On 2 March 1651/52 the Court of Assistants ordered Edward Holman, who had been observed to frequent the house of Thomas Shrive "at unseasonable times of the night, and at other times, which is feared to bee of ill consequence," to keep away from Shrive's house, and ordered Shrive's wife not to frequent the house of Holman, and to avoid his company.
In another case, on 1 June 1663 the court went one step further, ordering Joseph Rogers to remove his dwelling from Namassakeesett, because he had been keeping company with Mercy, the wife of William Tubbs "after such manor as hath given cause att least to suspect that there hath bine laciviouse acts comitted by them." William Tubbs was ordered not to allow Rogers to come to his house, and Rogers was told that if he should be found at Tubb's house or in the company of his wife, he would be severely whipped.

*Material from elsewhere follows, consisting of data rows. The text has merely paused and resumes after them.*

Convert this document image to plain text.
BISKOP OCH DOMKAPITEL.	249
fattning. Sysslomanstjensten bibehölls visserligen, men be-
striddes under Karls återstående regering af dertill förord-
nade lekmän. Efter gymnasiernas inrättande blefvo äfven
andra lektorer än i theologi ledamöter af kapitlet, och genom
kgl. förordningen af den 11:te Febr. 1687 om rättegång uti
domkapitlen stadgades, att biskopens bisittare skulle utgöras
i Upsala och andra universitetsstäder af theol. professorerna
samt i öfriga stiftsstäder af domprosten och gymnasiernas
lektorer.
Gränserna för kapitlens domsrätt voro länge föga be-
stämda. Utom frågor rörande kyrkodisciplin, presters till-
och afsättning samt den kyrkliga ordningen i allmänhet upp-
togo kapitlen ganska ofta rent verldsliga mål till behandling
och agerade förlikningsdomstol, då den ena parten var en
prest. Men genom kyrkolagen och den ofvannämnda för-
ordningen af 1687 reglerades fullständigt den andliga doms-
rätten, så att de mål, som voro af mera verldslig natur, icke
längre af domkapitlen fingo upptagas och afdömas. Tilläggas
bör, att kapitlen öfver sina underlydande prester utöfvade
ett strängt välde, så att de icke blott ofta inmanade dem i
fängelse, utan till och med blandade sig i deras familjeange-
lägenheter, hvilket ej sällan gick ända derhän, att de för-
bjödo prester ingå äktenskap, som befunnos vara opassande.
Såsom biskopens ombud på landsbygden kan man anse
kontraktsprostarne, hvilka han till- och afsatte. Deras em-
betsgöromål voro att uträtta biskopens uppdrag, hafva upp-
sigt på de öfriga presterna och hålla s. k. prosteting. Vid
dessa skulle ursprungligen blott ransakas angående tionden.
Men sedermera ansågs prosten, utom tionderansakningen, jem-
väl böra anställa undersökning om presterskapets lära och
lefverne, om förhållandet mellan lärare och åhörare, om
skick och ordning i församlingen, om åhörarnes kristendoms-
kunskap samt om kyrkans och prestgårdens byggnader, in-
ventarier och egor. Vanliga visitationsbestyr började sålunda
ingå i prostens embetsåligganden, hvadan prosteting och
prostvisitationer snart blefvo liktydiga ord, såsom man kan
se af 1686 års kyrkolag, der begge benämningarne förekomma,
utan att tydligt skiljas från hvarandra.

On 6 March 1665/66 the court required a bond of £20 from John Robinson, plus £10 each from two sureties, for his future good behavior, he having been convicted of some lascivious speeches and actions toward Frances, the wife of Thomas Crippin. Crippin was also accused of being a "pandor of his wife in lightnes and laciviousenes," and he, not being able to find sureties, was required to bind over to the court £40 in livestock and other property. Jonathan Hatch was convicted of unnecessarily frequenting the house of Thomas Crippin, giving rise to "suspision of dishonest behavior" towards Crippin's wife, and he was warned to keep away from her or "hee will answare it att his peril."
inclined to lustfulness; wanton; lewd: a lascivious, girl-chasing old man.
arousing sexual desire.
indicating sexual interest or expressive of lust or lewdness: a lascivious gesture.
Now the plot thickens. In the ruling, Frances' husband Thomas is accused of being a "pandor..."
The court spelling of "pandor" is incorrect. The correct spelling is "pander". The defination is below:
a person who furnishes clients for a prostitute or supplies persons for illicit sexual intercourse; procurer; pimp.
a person who caters to or profits from the weaknesses or vices of others.
a go-between in amorous intrigues.
To add another level of unbelief, the court convicted Jonathan Hatch of frequenting the Crippen home giving rise as the court says to "suspicious behaviour". Mr. Hatch was ordered to stay away from the Crippen home or "he will answer to it at his peril".
I've connected the dots from the court ruling and find it hard to believe the facts. Could our 7th Great Grandfather be guilty of providing services to the Puritan community out of his home? Was Frances a willing participant? What would lead Thomas to such behavior?
The fine on Thomas for his part was 40 pounds. In today's money that would be roughly $3000 to $5000 dollars (although direct comparison with early colonial pounds and today's dollars is nearly impossible). Thomas couldn't raise the money. Instead, the court held property and livestock for that amount until he could raise the money himself. Perhaps the Crippen home needed a second income. Who knows?
My parting comment, these court actions occurred in 1665/66. Thomas would have been 15 or 16 years old and just newly wed to his wife Frances. Frances would have been 20 or 21 years old at the time. Their youth would have been taken into account in the judgement passed against them.
Again, all the more confusing. There are more questions than answers so, who are we to judge?